I pagamenti elettronici

01.02.2020

Posso pagare con la carta? E' la domanda che risuona spesso nei bar, uffici del nostro bel Paese. E' possibile pagare con moneta elettronica? Come comportarsi? 

«I soggetti che effettuano l'attività di vendita di prodotti e di prestazione di servizi, anche professionali, sono tenuti ad accettare anche pagamenti effettuati attraverso carte di debito e carte di credito». Le disposizioni di legge sembrerebbero non dare possibilità di scampo ai furbetti, eppure l'obbligo del Pos - finora rimasto un obbligo sulla carta perché senza sanzioni - sembra essere controverso e molto spesso eluso. 

Dai negozi ai ristoranti, dalle gelaterie alle pizzerie fino ai pub passando per i bar. In realtà l'elenco potrebbe essere lunghissimo. Tutta l'attività di commercio e gli esercenti dovrebbero dotarsi del Pos. Un obbligo da cui non sfuggono neanche gli artigiani. E non è possibile invocare neanche quell'esenzione che era stata prevista in base al fatturato dal primo decreto attuativo della norma. Perché l'esonero per imprese e professionisti con ricavi nell'anno precedente fino a duecentomila euro è "scaduto" il 30 giugno 2014.

Ci sono i professionisti dell'area economico-legale: avvocati, commercialisti, consulenti del lavoro, notai. Ci sono quelli dell'area tecnica: dagli architetti agli ingegneri, dai geometri agli agronomi solo per citarne alcuni. Ma anche i medici o i dentisti. E anche in questo caso l'elenco non è esaustivo ma solo a titolo esemplificativo. L'obbligo del Pos riguarderà tutti i professionisti che operano a diretto contatto con il pubblico e che quindi devono consentire ai clienti di pagare con bancomat e carte di credito. 

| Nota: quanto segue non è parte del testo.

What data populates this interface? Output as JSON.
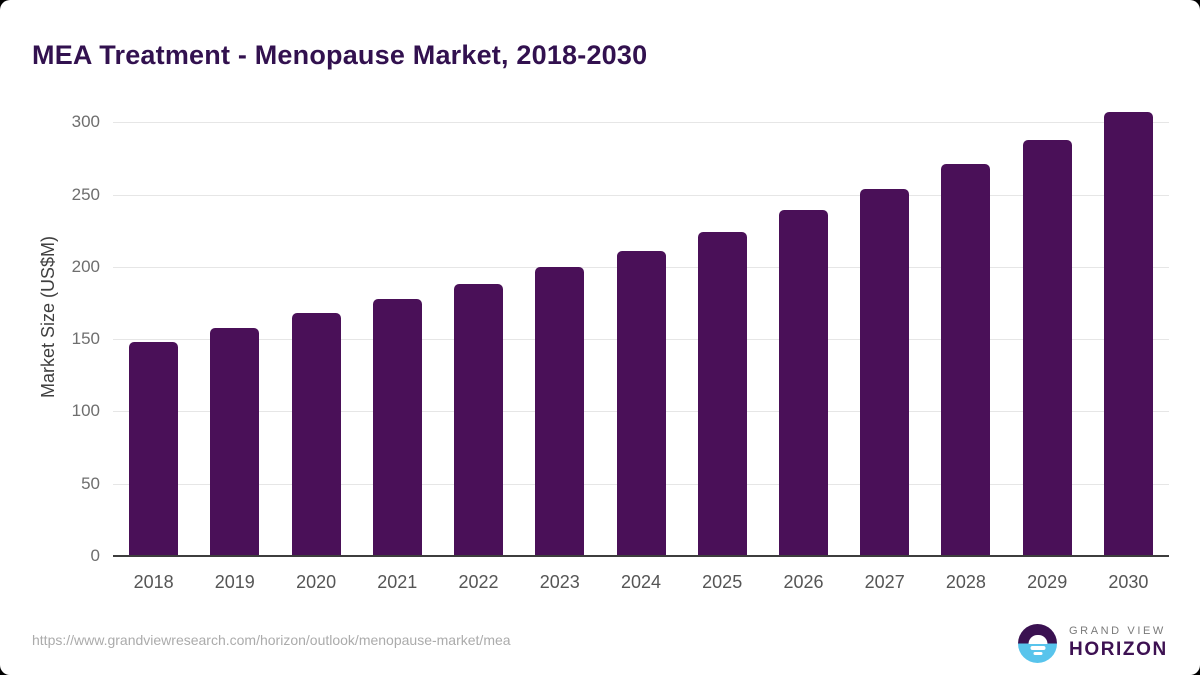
{
  "chart_data": {
    "type": "bar",
    "title": "MEA Treatment - Menopause Market, 2018-2030",
    "xlabel": "",
    "ylabel": "Market Size (US$M)",
    "categories": [
      "2018",
      "2019",
      "2020",
      "2021",
      "2022",
      "2023",
      "2024",
      "2025",
      "2026",
      "2027",
      "2028",
      "2029",
      "2030"
    ],
    "values": [
      148,
      158,
      168,
      178,
      188,
      200,
      211,
      224,
      239,
      254,
      271,
      288,
      307
    ],
    "yticks": [
      0,
      50,
      100,
      150,
      200,
      250,
      300
    ],
    "ylim": [
      0,
      310
    ],
    "grid": true,
    "legend": false,
    "colors": {
      "bar": "#4a1058",
      "title": "#32114f",
      "gridline": "#e6e6e6",
      "axis": "#3d3d3d",
      "y_tick_label": "#6e6e6e",
      "x_tick_label": "#555555",
      "y_axis_title": "#3f3f3f"
    }
  },
  "footer": {
    "source_url": "https://www.grandviewresearch.com/horizon/outlook/menopause-market/mea",
    "source_url_color": "#ababab",
    "logo": {
      "top_text": "GRAND VIEW",
      "bottom_text": "HORIZON",
      "top_text_color": "#7a7a7a",
      "bottom_text_color": "#3d1152",
      "circle_purple": "#3a1151",
      "circle_blue": "#58c4ec"
    }
  }
}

Cosa fare se dopo aver consumato la colazione al bar ti viene detto che non è possibile effettuare il pagamento con il bancomat perchè non c'è il Pos o perchè, secondo il barista, l'importo da pagare è troppo basso? Come deve comportarsi il cliente?

Il problema principale è che la legge ha sì stabilito l'obbligo di accettare da parte di commercianti, artigiani e professionisti i pagamenti tramite Pos per qualsiasi importo ma allo stesso tempo il Consiglio di Stato, a giugno del 2018, ha dichiarato la sanzione di 30€ incostituzionale. 

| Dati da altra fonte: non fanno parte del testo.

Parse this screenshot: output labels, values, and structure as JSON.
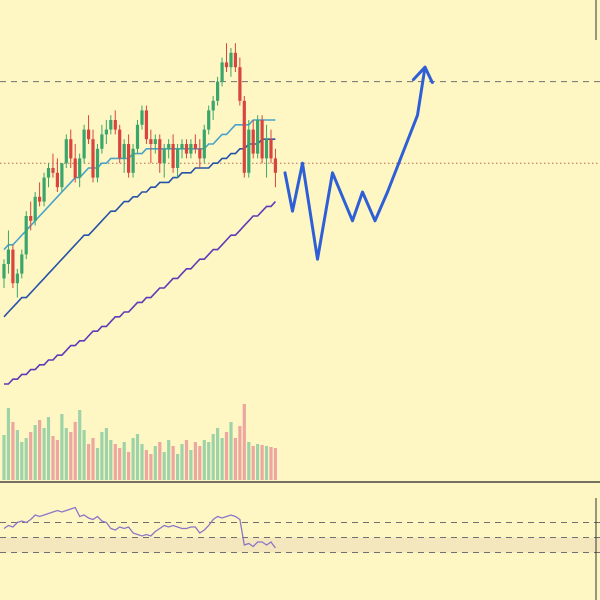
{
  "colors": {
    "background": "#fef7c4",
    "rsi_band": "#f4e7be",
    "candle_up": "#3aa66c",
    "candle_down": "#d9443f",
    "volume_up": "#9ed3a9",
    "volume_down": "#eda6a0",
    "ma_fast": "#4aa3c8",
    "ma_mid": "#2653a8",
    "ma_slow": "#5b3cb8",
    "projection": "#2f5fd6",
    "trendline": "#2f5fd6",
    "rsi_line": "#8b76c6",
    "dashed_line": "#707070",
    "dotted_line": "#b56a5a",
    "divider": "#222222"
  },
  "chart_data": {
    "type": "candlestick",
    "title": "",
    "xlabel": "",
    "ylabel": "",
    "ylim": [
      0,
      100
    ],
    "grid": false,
    "horizontal_levels": [
      {
        "style": "dashed",
        "value": 83
      },
      {
        "style": "dotted",
        "value": 66
      }
    ],
    "candles": [
      [
        42,
        46,
        40,
        45
      ],
      [
        45,
        52,
        43,
        48
      ],
      [
        48,
        49,
        40,
        41
      ],
      [
        41,
        44,
        38,
        43
      ],
      [
        43,
        48,
        42,
        47
      ],
      [
        47,
        56,
        46,
        55
      ],
      [
        55,
        58,
        52,
        54
      ],
      [
        54,
        60,
        53,
        59
      ],
      [
        59,
        62,
        57,
        58
      ],
      [
        58,
        64,
        57,
        63
      ],
      [
        63,
        66,
        61,
        65
      ],
      [
        65,
        68,
        63,
        64
      ],
      [
        64,
        67,
        60,
        61
      ],
      [
        61,
        66,
        60,
        66
      ],
      [
        66,
        72,
        65,
        71
      ],
      [
        71,
        73,
        65,
        67
      ],
      [
        67,
        70,
        62,
        63
      ],
      [
        63,
        68,
        61,
        67
      ],
      [
        67,
        74,
        66,
        73
      ],
      [
        73,
        76,
        70,
        71
      ],
      [
        71,
        73,
        62,
        63
      ],
      [
        63,
        70,
        62,
        69
      ],
      [
        69,
        74,
        68,
        72
      ],
      [
        72,
        75,
        70,
        73
      ],
      [
        73,
        76,
        72,
        75
      ],
      [
        75,
        77,
        72,
        73
      ],
      [
        73,
        74,
        66,
        67
      ],
      [
        67,
        71,
        64,
        70
      ],
      [
        70,
        72,
        63,
        64
      ],
      [
        64,
        70,
        63,
        69
      ],
      [
        69,
        75,
        68,
        74
      ],
      [
        74,
        78,
        73,
        77
      ],
      [
        77,
        78,
        70,
        71
      ],
      [
        71,
        73,
        66,
        70
      ],
      [
        70,
        72,
        68,
        71
      ],
      [
        71,
        72,
        64,
        66
      ],
      [
        66,
        70,
        63,
        69
      ],
      [
        69,
        71,
        67,
        70
      ],
      [
        70,
        72,
        64,
        65
      ],
      [
        65,
        70,
        63,
        69
      ],
      [
        69,
        71,
        67,
        70
      ],
      [
        70,
        71,
        67,
        68
      ],
      [
        68,
        71,
        67,
        70
      ],
      [
        70,
        72,
        68,
        69
      ],
      [
        69,
        71,
        65,
        67
      ],
      [
        67,
        74,
        66,
        73
      ],
      [
        73,
        78,
        72,
        77
      ],
      [
        77,
        80,
        75,
        79
      ],
      [
        79,
        84,
        78,
        83
      ],
      [
        83,
        88,
        82,
        87
      ],
      [
        87,
        91,
        85,
        86
      ],
      [
        86,
        90,
        84,
        89
      ],
      [
        89,
        91,
        85,
        86
      ],
      [
        86,
        88,
        78,
        79
      ],
      [
        79,
        80,
        63,
        64
      ],
      [
        64,
        75,
        63,
        73
      ],
      [
        73,
        75,
        67,
        68
      ],
      [
        68,
        76,
        67,
        75
      ],
      [
        75,
        76,
        66,
        67
      ],
      [
        67,
        74,
        63,
        71
      ],
      [
        71,
        73,
        66,
        67
      ],
      [
        67,
        69,
        61,
        64
      ]
    ],
    "volume": [
      45,
      72,
      58,
      50,
      38,
      42,
      48,
      55,
      60,
      52,
      63,
      44,
      40,
      66,
      52,
      48,
      58,
      70,
      50,
      36,
      42,
      32,
      48,
      52,
      40,
      36,
      32,
      38,
      28,
      42,
      46,
      36,
      30,
      26,
      34,
      38,
      28,
      40,
      34,
      26,
      36,
      40,
      30,
      38,
      34,
      40,
      38,
      46,
      52,
      42,
      48,
      58,
      42,
      54,
      76,
      38,
      34,
      36,
      35,
      34,
      33,
      32
    ],
    "moving_averages": [
      {
        "key": "ma_fast",
        "values": [
          48,
          49,
          49,
          50,
          51,
          52,
          53,
          54,
          55,
          56,
          57,
          58,
          59,
          60,
          61,
          62,
          63,
          63,
          64,
          65,
          65,
          65,
          66,
          66,
          67,
          67,
          67,
          67,
          67,
          68,
          68,
          68,
          69,
          69,
          69,
          69,
          69,
          69,
          69,
          69,
          69,
          69,
          69,
          69,
          69,
          69,
          70,
          70,
          71,
          72,
          72,
          73,
          74,
          74,
          74,
          74,
          75,
          75,
          75,
          75,
          75,
          75
        ]
      },
      {
        "key": "ma_mid",
        "values": [
          34,
          35,
          36,
          37,
          38,
          38,
          39,
          40,
          41,
          42,
          43,
          44,
          45,
          46,
          47,
          48,
          49,
          50,
          51,
          51,
          52,
          53,
          54,
          55,
          56,
          56,
          57,
          58,
          58,
          59,
          59,
          60,
          60,
          61,
          61,
          62,
          62,
          62,
          63,
          63,
          64,
          64,
          64,
          65,
          65,
          65,
          65,
          66,
          66,
          67,
          67,
          68,
          68,
          69,
          69,
          70,
          70,
          70,
          71,
          71,
          71,
          71
        ]
      },
      {
        "key": "ma_slow",
        "values": [
          20,
          20,
          21,
          21,
          22,
          22,
          23,
          23,
          24,
          24,
          25,
          25,
          26,
          26,
          27,
          28,
          28,
          29,
          29,
          30,
          31,
          31,
          32,
          32,
          33,
          34,
          34,
          35,
          35,
          36,
          37,
          37,
          38,
          38,
          39,
          40,
          40,
          41,
          42,
          42,
          43,
          44,
          44,
          45,
          46,
          46,
          47,
          48,
          48,
          49,
          50,
          51,
          51,
          52,
          53,
          54,
          55,
          55,
          56,
          57,
          57,
          58
        ]
      }
    ],
    "projection_path": [
      [
        0,
        64
      ],
      [
        3,
        56
      ],
      [
        7,
        66
      ],
      [
        13,
        46
      ],
      [
        19,
        64
      ],
      [
        27,
        54
      ],
      [
        31,
        60
      ],
      [
        36,
        54
      ],
      [
        41,
        60
      ],
      [
        53,
        76
      ],
      [
        56,
        86
      ]
    ],
    "trendline": [
      [
        0,
        115
      ],
      [
        62,
        122
      ]
    ],
    "rsi": {
      "ylim": [
        0,
        100
      ],
      "levels": [
        70,
        50,
        30
      ],
      "values": [
        62,
        66,
        64,
        70,
        72,
        70,
        74,
        80,
        78,
        80,
        82,
        84,
        86,
        84,
        86,
        88,
        90,
        78,
        80,
        76,
        74,
        78,
        72,
        70,
        62,
        60,
        64,
        62,
        64,
        56,
        54,
        52,
        54,
        52,
        58,
        62,
        66,
        64,
        66,
        64,
        62,
        62,
        64,
        64,
        56,
        60,
        66,
        74,
        78,
        76,
        78,
        80,
        78,
        74,
        40,
        42,
        38,
        44,
        44,
        40,
        44,
        36
      ]
    }
  }
}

Il cliente che vuol pagare, quindi, il caffè (o qualsiasi altra cosa) con il Pos e si vede rifiutare tale possibilità, non potrà chiedere l'intervento della Polizia per effettuare il verbale.Il cliente pertanto ha due possibilità: pagare in contanti e segnalare comunque alle autorità il diniego del commerciante oppure può non pagare e dire al commerciante che salderà il debito quando potrà ritirare. Il commerciante non potrà rifiutarsi in quanto non ha adempiuto lui ad un obbligo di legge, seppur non sanzionabile al momento.  

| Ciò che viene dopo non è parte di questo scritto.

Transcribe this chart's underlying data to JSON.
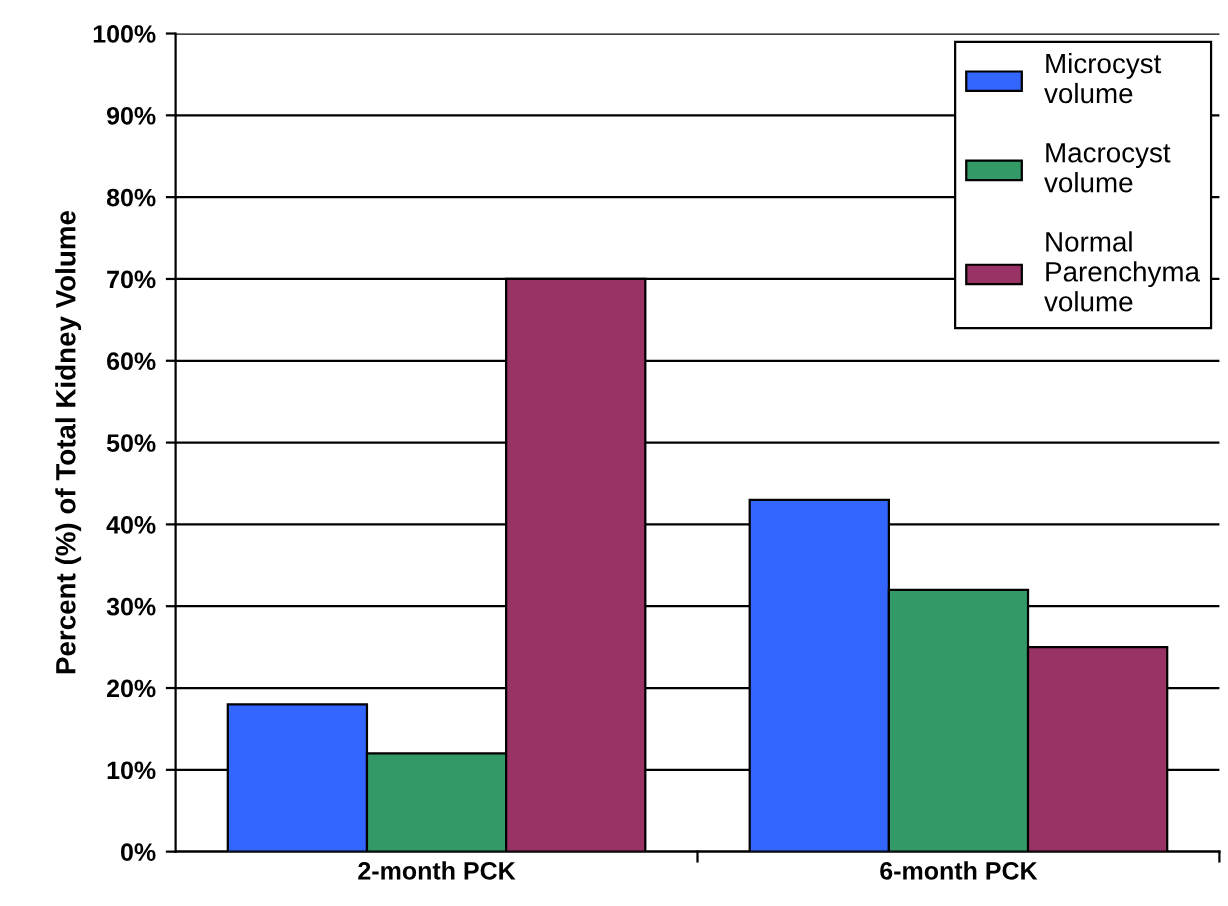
{
  "chart_data": {
    "type": "bar",
    "ylabel": "Percent (%) of Total Kidney Volume",
    "categories": [
      "2-month PCK",
      "6-month PCK"
    ],
    "series": [
      {
        "name": "Microcyst\nvolume",
        "color": "#3366ff",
        "values": [
          18,
          43
        ]
      },
      {
        "name": "Macrocyst\nvolume",
        "color": "#339966",
        "values": [
          12,
          32
        ]
      },
      {
        "name": "Normal\nParenchyma\nvolume",
        "color": "#993366",
        "values": [
          70,
          25
        ]
      }
    ],
    "ylim": [
      0,
      100
    ],
    "yticks": [
      {
        "value": 0,
        "label": "0%"
      },
      {
        "value": 10,
        "label": "10%"
      },
      {
        "value": 20,
        "label": "20%"
      },
      {
        "value": 30,
        "label": "30%"
      },
      {
        "value": 40,
        "label": "40%"
      },
      {
        "value": 50,
        "label": "50%"
      },
      {
        "value": 60,
        "label": "60%"
      },
      {
        "value": 70,
        "label": "70%"
      },
      {
        "value": 80,
        "label": "80%"
      },
      {
        "value": 90,
        "label": "90%"
      },
      {
        "value": 100,
        "label": "100%"
      }
    ],
    "grid": "y",
    "legend": "top right"
  }
}
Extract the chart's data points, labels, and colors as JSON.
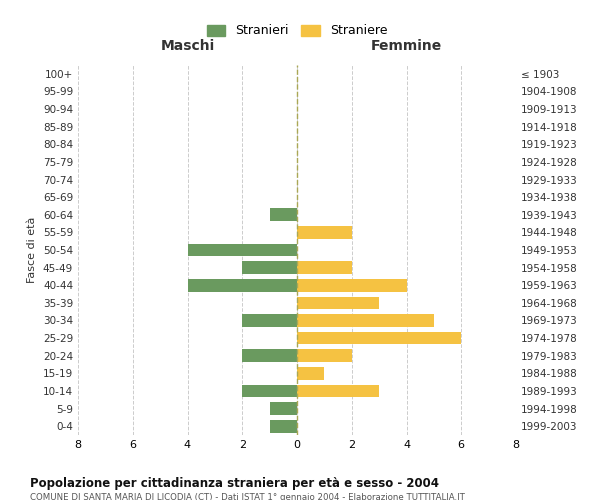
{
  "age_groups": [
    "0-4",
    "5-9",
    "10-14",
    "15-19",
    "20-24",
    "25-29",
    "30-34",
    "35-39",
    "40-44",
    "45-49",
    "50-54",
    "55-59",
    "60-64",
    "65-69",
    "70-74",
    "75-79",
    "80-84",
    "85-89",
    "90-94",
    "95-99",
    "100+"
  ],
  "birth_years": [
    "1999-2003",
    "1994-1998",
    "1989-1993",
    "1984-1988",
    "1979-1983",
    "1974-1978",
    "1969-1973",
    "1964-1968",
    "1959-1963",
    "1954-1958",
    "1949-1953",
    "1944-1948",
    "1939-1943",
    "1934-1938",
    "1929-1933",
    "1924-1928",
    "1919-1923",
    "1914-1918",
    "1909-1913",
    "1904-1908",
    "≤ 1903"
  ],
  "maschi": [
    1,
    1,
    2,
    0,
    2,
    0,
    2,
    0,
    4,
    2,
    4,
    0,
    1,
    0,
    0,
    0,
    0,
    0,
    0,
    0,
    0
  ],
  "femmine": [
    0,
    0,
    3,
    1,
    2,
    6,
    5,
    3,
    4,
    2,
    0,
    2,
    0,
    0,
    0,
    0,
    0,
    0,
    0,
    0,
    0
  ],
  "color_maschi": "#6a9a5f",
  "color_femmine": "#f5c242",
  "title": "Popolazione per cittadinanza straniera per età e sesso - 2004",
  "subtitle": "COMUNE DI SANTA MARIA DI LICODIA (CT) - Dati ISTAT 1° gennaio 2004 - Elaborazione TUTTITALIA.IT",
  "xlabel_left": "Maschi",
  "xlabel_right": "Femmine",
  "ylabel": "Fasce di età",
  "legend_maschi": "Stranieri",
  "legend_femmine": "Straniere",
  "xlim": 8,
  "background_color": "#ffffff",
  "grid_color": "#cccccc"
}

Pertanto quando trovate dei commercianti che vi dicono: "Sotto i 5€ non si può pagare con il bancomat" oppure "non ho il POS" fate segnalazione al prefetto della città in riferimento a quel locale e informate l'esercente che è obbligato per legge ad accettare la moneta elettronica. Ricordate che tutti coloro che rifiutano il pagamento elettronico sono coloro che non vogliono pagare le tasse.